The Wolds comprise a series of low hills and steep valleys underlain by calcareous chalk, green limestone and sandstone rock, laid down in the Cretaceous period under a shallow warm sea. The characteristic open valleys of the Wolds were created during the last ice age through the action of glaciation and meltwater. Geographically, the Lincolnshire Wolds are a continuation of the Yorkshire Wolds which run through the East Riding of Yorkshire, the Wolds as a whole having been bisected by the erosive power of the waters of the Humber.

The fenlands, which stretch down as far as Norfolk, are former wetlands consisting both of peat bogs and tidal silt marshes that were virtually all drained by the end of the 19th century, when Firsby had its longest period of growth. The former peat fens and silt marshes provided a rich loamy soil that was ideal for the growing of cereal and vegetable crops, and gave Lincolnshire its reputation as being the "bread basket" of England. The resulting flat lands also made an ideal environment for the later mechanisation of farming in the mid-20th century. Firsby has always been an agriculturally based village with a dark and rich loamy soil over a heavy clay subsoil.

==Demography==
The population in 1834 was recorded as 142. By 1921, that had risen to 231 and the population figure has remained reasonably constant ever since.

The 2001 census recorded the following information for Firsby:

Population: 276

52.5% male and 47.5% female. Average age 39.8

18.4% are single and never married, 64.2% married with the remainder split between separated, divorced or widowed.

98.9% are white and 1.1% of mixed race.

83% declared a Christian religion, 1.1% Buddhist and 15.9% stated no religion.

57% are employed, 18.7% retired, 2.6% unemployed and the remainder are disabled, full-time carers or students.

==Education==
There are no schools in the village. School bus transport is provided by Lincolnshire Education Authority.

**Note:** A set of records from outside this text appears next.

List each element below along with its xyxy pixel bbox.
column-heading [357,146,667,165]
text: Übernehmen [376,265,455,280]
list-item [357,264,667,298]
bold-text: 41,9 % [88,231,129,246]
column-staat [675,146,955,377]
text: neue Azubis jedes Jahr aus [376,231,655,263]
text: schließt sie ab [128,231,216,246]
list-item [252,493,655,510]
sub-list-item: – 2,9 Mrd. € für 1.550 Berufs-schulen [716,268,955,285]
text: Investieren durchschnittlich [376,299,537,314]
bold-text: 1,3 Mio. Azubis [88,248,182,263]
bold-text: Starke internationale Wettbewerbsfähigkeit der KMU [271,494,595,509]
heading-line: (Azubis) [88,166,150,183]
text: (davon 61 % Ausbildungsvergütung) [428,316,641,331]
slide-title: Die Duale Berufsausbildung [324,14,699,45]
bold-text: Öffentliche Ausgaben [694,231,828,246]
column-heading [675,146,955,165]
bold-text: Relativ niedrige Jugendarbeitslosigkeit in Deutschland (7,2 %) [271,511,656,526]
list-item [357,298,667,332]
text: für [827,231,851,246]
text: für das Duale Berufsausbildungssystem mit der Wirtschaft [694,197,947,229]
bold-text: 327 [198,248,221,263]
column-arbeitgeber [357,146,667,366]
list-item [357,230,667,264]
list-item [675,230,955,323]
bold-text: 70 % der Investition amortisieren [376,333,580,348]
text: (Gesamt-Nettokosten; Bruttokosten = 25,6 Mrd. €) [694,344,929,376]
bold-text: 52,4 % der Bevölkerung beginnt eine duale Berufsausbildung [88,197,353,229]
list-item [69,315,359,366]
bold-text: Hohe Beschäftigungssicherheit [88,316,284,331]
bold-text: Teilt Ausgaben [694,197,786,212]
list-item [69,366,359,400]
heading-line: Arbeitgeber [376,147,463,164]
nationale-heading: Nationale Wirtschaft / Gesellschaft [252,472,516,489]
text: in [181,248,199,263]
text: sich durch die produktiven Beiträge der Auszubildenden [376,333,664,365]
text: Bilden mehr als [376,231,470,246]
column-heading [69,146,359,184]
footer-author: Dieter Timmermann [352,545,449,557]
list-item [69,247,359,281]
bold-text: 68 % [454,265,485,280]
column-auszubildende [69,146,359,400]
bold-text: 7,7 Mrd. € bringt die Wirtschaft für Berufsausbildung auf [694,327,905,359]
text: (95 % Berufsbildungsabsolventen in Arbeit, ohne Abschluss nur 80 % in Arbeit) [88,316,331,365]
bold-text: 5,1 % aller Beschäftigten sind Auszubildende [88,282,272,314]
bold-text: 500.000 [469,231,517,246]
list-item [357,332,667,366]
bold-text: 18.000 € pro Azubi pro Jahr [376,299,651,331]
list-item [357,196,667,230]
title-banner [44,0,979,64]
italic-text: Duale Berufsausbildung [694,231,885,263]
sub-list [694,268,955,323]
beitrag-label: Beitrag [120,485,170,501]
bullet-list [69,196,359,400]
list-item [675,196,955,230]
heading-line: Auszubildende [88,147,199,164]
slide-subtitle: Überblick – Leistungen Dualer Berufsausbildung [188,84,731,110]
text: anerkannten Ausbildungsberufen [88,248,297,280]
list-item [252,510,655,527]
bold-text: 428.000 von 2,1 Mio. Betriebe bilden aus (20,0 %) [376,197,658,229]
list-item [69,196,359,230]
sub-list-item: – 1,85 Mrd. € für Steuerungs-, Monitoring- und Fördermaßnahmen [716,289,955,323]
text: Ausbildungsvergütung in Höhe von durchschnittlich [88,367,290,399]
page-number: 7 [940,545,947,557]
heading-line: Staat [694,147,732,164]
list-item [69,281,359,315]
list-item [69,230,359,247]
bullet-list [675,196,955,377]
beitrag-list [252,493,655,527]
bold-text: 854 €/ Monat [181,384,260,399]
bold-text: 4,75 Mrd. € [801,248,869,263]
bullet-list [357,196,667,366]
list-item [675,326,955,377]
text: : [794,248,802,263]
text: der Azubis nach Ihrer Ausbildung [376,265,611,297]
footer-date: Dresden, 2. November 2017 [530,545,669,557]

Most primary school children attend Great Steeping Primary School, a mixed-sex rural primary school that has approximately 115 pupils, of whom 67 are boys and 48 girls.

Secondary school age pupils can attend:
- King Edward VI Academy in Spilsby, a coeducational bi-lateral secondary school, sixth form college and specialist Humanities College for children between the ages of eleven and eighteen.
- St Clement's College (formerly known as the Earl of Scarborough High School), a secondary modern on Burgh Le Marsh Road, Skegness.
- Skegness Grammar School on Vernon Road, Skegness.

==Religious sites==

Firsby Grade II listed Anglican church is dedicated to St Andrew. It is constructed of limestone ashlar, and was rebuilt in 1856 by architect George Edmund Street at a cost of £850.

Firsby Methodist Church, a Wesleyan chapel built in 1838, is on Fendyke Road. The village hall was built in 1922.

==Notable people==

- Bishop Warburton, rector of Firsby-cum-Steeping Magna (1730-1756).